Infoworks Service Recovery Tool

The Infoworks Service Recovery (SR) tool provides an active-passive setup option for service recovery of Infoworks product. With two installations of Infoworks on different nodes, and configuration declaring installation details, the service recovery tool continuously monitors the active installation along with continuous metadata sync with the passive installation. If any services on the active node are stopped for any reason, the service recovery tool will first try to restart the service directly on the active node. After multiple attempts at a restart, the tool will then initiate failover to the passive setup, switching the roles of the two installations.

IMPORTANT

Failover implies complete transition of operation from active to passive node – not just the failed service. Since the passive node is in continuous sync with the active node, all metadata from the active node exist in the passive node at a few seconds latency. However, any job that was running on the active node at the time of failover will be abandoned. These jobs can be restarted on the new active node manually.

The service recovery tool can be installed on the active node, passive node or on a completely different node.

Prerequisites

  • Minimum of three node clusters must be setup.
  • All nodes must be identical.
  • Primary edge node must be setup with Infoworks DataFoundry.

For more details on setting up a three node cluster for SR compatibility, see https://docs.infoworks.io/knowledge-base/knowledge-base/how-to-setup-ha-with-three-nodes-for-infoworks

After the first time setup of Infoworks DataFoundry on the primary edge node,

  • Run the Filesync script.
  • Set up MongoDB service recovery.
  • Run the service recovery scripts to set up Postgres, RabbitMQ, and Platform.

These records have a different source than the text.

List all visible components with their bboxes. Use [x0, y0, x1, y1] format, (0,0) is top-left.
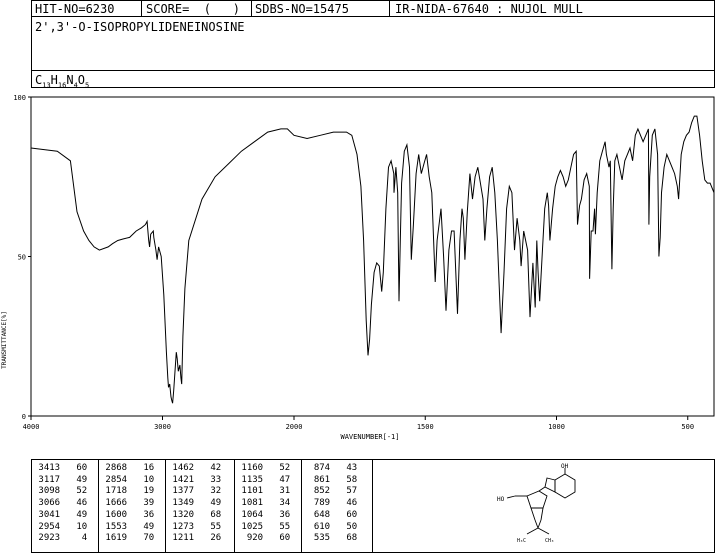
peak-row: 610 50	[303, 521, 358, 532]
x-tick-label: 1000	[548, 423, 565, 431]
oh-label: OH	[561, 463, 569, 470]
peak-table-divider	[165, 459, 166, 553]
peak-row: 1666 39	[100, 498, 155, 509]
peak-row: 1081 34	[236, 498, 291, 509]
peak-row: 2954 10	[33, 521, 88, 532]
peak-row: 852 57	[303, 486, 358, 497]
peak-row: 874 43	[303, 463, 358, 473]
y-tick-label: 50	[18, 254, 26, 262]
header-bar	[31, 0, 715, 17]
header-divider	[389, 0, 390, 17]
y-tick-label: 100	[13, 94, 26, 102]
methyl-right-label: CH₃	[545, 538, 554, 544]
peak-row: 1101 31	[236, 486, 291, 497]
peak-table-column: 3413 60 3117 49 3098 52 3066 46 3041 49 …	[33, 463, 87, 545]
peak-row: 1600 36	[100, 509, 155, 520]
peak-row: 3098 52	[33, 486, 88, 497]
peak-table-column: 874 43 861 58 852 57 789 46 648 60 610 5…	[303, 463, 357, 545]
peak-table-column: 2868 16 2854 10 1718 19 1666 39 1600 36 …	[100, 463, 154, 545]
peak-row: 1273 55	[167, 521, 222, 532]
peak-row: 648 60	[303, 509, 358, 520]
hit-number: HIT-NO=6230	[35, 2, 115, 16]
ir-spectrum-chart: 4000 3000 2000 1500 1000 500 0 50 100 TRANSMITTA…	[1, 94, 715, 441]
molecular-formula: C13H16N4O5	[35, 73, 90, 90]
peak-row: 2923 4	[33, 533, 88, 544]
peak-row: 1160 52	[236, 463, 291, 473]
compound-name: 2',3'-O-ISOPROPYLIDENEINOSINE	[35, 20, 245, 34]
peak-row: 3413 60	[33, 463, 88, 473]
peak-row: 2868 16	[100, 463, 155, 473]
methyl-left-label: H₃C	[517, 538, 526, 544]
x-tick-label: 1500	[417, 423, 434, 431]
peak-table-divider	[301, 459, 302, 553]
spectrum-line	[30, 115, 715, 404]
peak-row: 1377 32	[167, 486, 222, 497]
peak-row: 1211 26	[167, 533, 222, 544]
peak-row: 1553 49	[100, 521, 155, 532]
peak-row: 789 46	[303, 498, 358, 509]
header-divider	[251, 0, 252, 17]
peak-row: 3117 49	[33, 474, 88, 485]
peak-table-divider	[234, 459, 235, 553]
sdbs-number: SDBS-NO=15475	[255, 2, 349, 16]
peak-table-divider	[98, 459, 99, 553]
chemical-structure: OH HO H₃C CH₃	[497, 463, 576, 544]
peak-row: 1064 36	[236, 509, 291, 520]
peak-row: 1718 19	[100, 486, 155, 497]
peak-row: 1349 49	[167, 498, 222, 509]
peak-row: 3041 49	[33, 509, 88, 520]
header-divider	[141, 0, 142, 17]
peak-row: 1619 70	[100, 533, 155, 544]
x-tick-label: 3000	[154, 423, 171, 431]
peak-row: 1320 68	[167, 509, 222, 520]
peak-row: 1421 33	[167, 474, 222, 485]
formula-box	[31, 70, 715, 88]
peak-table-column: 1160 52 1135 47 1101 31 1081 34 1064 36 …	[236, 463, 290, 545]
peak-row: 1025 55	[236, 521, 291, 532]
peak-row: 535 68	[303, 533, 358, 544]
peak-row: 3066 46	[33, 498, 88, 509]
peak-row: 1135 47	[236, 474, 291, 485]
peak-row: 1462 42	[167, 463, 222, 473]
x-tick-label: 4000	[23, 423, 40, 431]
peak-row: 2854 10	[100, 474, 155, 485]
x-axis-label: WAVENUMBER[-1]	[340, 433, 399, 441]
score: SCORE= ( )	[146, 2, 240, 16]
nida-info: IR-NIDA-67640 : NUJOL MULL	[395, 2, 583, 16]
y-tick-label: 0	[22, 413, 26, 421]
peak-row: 861 58	[303, 474, 358, 485]
x-tick-label: 500	[681, 423, 694, 431]
y-axis-label: TRANSMITTANCE[%]	[1, 311, 8, 369]
ho-label: HO	[497, 496, 505, 503]
peak-row: 920 60	[236, 533, 291, 544]
peak-table-column: 1462 42 1421 33 1377 32 1349 49 1320 68 …	[167, 463, 221, 545]
x-tick-label: 2000	[286, 423, 303, 431]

Running the Filesync script

Infoworks File Synchronisation utility ensures manual synchronization of files between the active and passive host in the service recovery configuration.

Prerequisites

  • IW_USER must be present on remote machines (secondary nodes).
  • SSH_USER must have su permissions to IW_USER.
  • Infoworks DataFoundry must be set up on the primary edge node.
  • Infoworks home directory must be created and write permissions must be provided for IW_USER on secondary edge nodes.
  • Owner and group of IW_HOME directory must be same across all Infoworks DataFoundry nodes in the cluster.

Perform the steps below for file synchronisation:

  • Navigate to the <IW_HOME>/bin/infoworks-filesync-ansiblefolder.
  • Run the following command: ./setup-iw-filesync.sh. This copies the required files to the remote hosts using Infoworks DataFoundry tool.

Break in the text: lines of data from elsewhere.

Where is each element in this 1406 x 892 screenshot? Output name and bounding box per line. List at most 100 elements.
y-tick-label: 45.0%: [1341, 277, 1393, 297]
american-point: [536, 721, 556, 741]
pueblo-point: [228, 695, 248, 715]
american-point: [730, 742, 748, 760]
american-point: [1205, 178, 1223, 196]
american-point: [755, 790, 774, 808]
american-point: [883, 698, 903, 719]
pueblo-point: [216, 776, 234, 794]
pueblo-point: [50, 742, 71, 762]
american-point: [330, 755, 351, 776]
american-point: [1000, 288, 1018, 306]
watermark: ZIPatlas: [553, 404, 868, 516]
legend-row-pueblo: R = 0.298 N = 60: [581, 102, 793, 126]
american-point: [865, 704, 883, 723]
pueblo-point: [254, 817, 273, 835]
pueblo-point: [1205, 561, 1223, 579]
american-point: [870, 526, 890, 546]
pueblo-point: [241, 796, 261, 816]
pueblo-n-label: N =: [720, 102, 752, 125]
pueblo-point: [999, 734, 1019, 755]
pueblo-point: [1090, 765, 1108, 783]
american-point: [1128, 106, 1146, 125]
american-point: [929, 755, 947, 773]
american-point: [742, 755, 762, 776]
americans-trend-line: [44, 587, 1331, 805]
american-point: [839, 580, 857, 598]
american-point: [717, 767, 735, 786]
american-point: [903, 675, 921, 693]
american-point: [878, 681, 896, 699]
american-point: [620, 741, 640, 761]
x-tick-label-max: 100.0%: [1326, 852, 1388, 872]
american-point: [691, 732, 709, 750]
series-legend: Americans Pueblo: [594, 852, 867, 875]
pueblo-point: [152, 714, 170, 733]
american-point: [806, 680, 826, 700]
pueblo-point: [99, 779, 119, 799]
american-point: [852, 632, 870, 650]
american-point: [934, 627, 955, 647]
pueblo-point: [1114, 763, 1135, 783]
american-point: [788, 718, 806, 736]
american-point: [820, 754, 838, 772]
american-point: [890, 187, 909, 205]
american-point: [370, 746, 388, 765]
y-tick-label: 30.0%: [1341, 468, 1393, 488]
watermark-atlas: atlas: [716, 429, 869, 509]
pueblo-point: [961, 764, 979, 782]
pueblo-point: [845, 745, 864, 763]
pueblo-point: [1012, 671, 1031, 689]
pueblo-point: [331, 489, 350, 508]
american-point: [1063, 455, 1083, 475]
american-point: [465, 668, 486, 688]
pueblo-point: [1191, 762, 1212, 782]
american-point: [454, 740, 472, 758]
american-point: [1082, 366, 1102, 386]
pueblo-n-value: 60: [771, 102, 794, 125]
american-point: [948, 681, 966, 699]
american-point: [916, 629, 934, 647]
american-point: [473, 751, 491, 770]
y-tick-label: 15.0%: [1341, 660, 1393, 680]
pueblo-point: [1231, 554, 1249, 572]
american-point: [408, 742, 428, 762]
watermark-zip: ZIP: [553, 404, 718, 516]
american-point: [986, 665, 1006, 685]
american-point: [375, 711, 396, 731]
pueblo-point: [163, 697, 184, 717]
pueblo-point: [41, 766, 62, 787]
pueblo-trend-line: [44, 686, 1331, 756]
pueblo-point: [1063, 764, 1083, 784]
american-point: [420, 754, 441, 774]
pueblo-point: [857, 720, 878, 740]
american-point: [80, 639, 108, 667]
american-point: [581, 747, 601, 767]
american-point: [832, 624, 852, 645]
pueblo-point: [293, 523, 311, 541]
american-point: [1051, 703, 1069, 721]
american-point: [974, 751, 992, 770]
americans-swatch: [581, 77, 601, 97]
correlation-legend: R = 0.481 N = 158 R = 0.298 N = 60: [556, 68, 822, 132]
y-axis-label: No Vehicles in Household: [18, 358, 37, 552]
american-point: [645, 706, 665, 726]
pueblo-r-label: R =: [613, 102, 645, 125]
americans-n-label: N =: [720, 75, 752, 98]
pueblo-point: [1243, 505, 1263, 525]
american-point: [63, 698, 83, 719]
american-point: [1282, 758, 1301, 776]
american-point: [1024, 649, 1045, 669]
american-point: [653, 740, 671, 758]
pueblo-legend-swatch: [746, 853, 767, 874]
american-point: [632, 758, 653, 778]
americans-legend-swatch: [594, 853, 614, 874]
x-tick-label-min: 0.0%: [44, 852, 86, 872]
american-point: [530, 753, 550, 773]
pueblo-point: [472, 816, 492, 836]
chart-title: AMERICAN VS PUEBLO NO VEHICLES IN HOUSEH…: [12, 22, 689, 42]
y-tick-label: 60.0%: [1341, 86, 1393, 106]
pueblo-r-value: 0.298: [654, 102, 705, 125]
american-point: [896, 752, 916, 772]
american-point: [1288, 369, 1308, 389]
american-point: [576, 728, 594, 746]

Infoworks Metadata (MongoDB) Service Recovery

Infoworks achieves service recovery for metadata redundancy and data availability of metadata using replica set.

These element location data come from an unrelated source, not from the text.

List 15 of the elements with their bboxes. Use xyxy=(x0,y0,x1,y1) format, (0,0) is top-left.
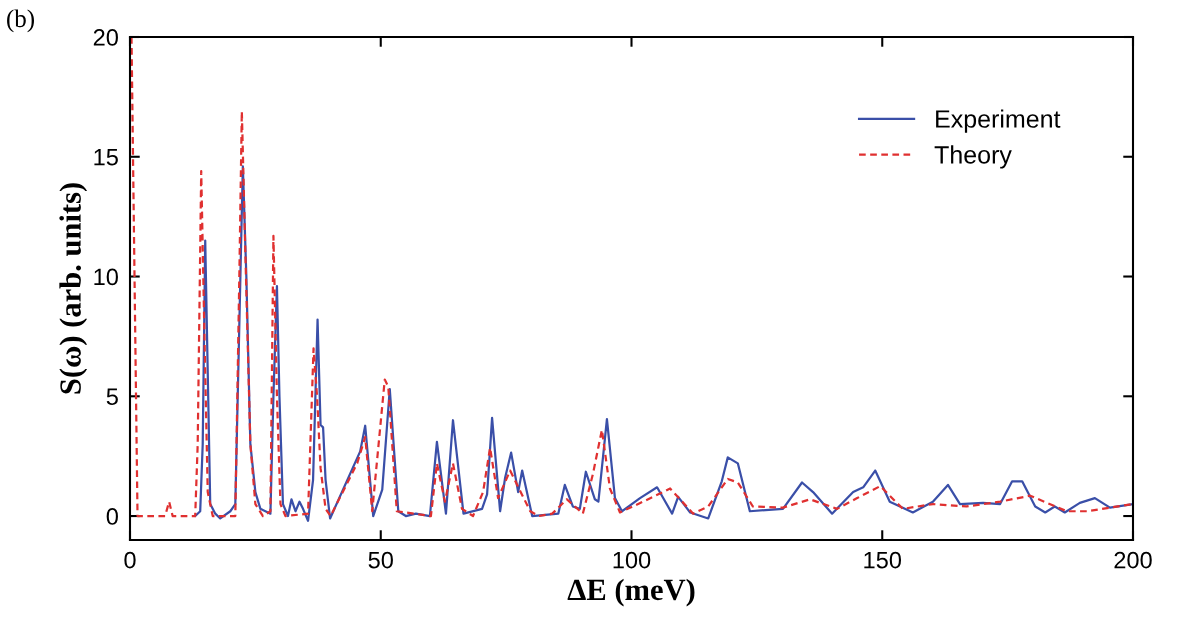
y-tick-label: 5 xyxy=(106,388,118,406)
y-tick-label: 15 xyxy=(94,149,118,166)
x-axis-title: ΔE (meV) xyxy=(567,578,695,607)
text: (b) xyxy=(7,9,35,33)
y-tick-label: 10 xyxy=(94,268,118,286)
y-axis-title: S(ω) (arb. units) xyxy=(59,183,88,394)
x-tick-label: 100 xyxy=(613,551,651,569)
y-tick-label: 0 xyxy=(106,508,118,525)
legend-label: Experiment xyxy=(936,109,1061,133)
y-tick-label: 20 xyxy=(93,29,118,46)
x-tick-label: 150 xyxy=(864,551,902,569)
legend-label: Theory xyxy=(934,145,1012,169)
x-tick-label: 50 xyxy=(368,551,393,569)
x-tick-label: 200 xyxy=(1114,551,1152,569)
x-tick-label: 0 xyxy=(124,551,136,569)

Replication provides redundancy and increases data availability. With multiple copies of data on different database servers, replication provides a level of fault tolerance against the loss of a single database server.

When a primary does not communicate with the other members of the set for more than the configured electionTimeoutMillis period (10 seconds by default), an eligible secondary calls for an election to nominate itself as the new primary. The cluster attempts to complete the election of a new primary and resume normal operations.

A replica set can have up to 50 members, but only 7 voting members. If the replica set already has 7 voting members, additional members must be non-voting members.

Fault Tolerance

No. of Members
Majority Required to Elect New Primary
Fault Tolerance
321
431
532
642

Setting Up Mongo Service Recovery

Prerequisites

  • IW_USER must be present on remote machines (secondary nodes).
  • SSH_USER must be have su permissions to IW_USER.
  • Infoworks DataFoundry must be set up on the primary edge node.
  • Infoworks home directory must be created and write permissions must be provided for IW_USER on secondary edge nodes.
  • Secondary edge nodes must be identical to the primary edge node and must be a part of the same cluster.
  • If the <IW_HOME/resources/mongodb> folder already exists on the secondary edge nodes, ensure the following:

All the edge nodes must have the same mongoha credentials.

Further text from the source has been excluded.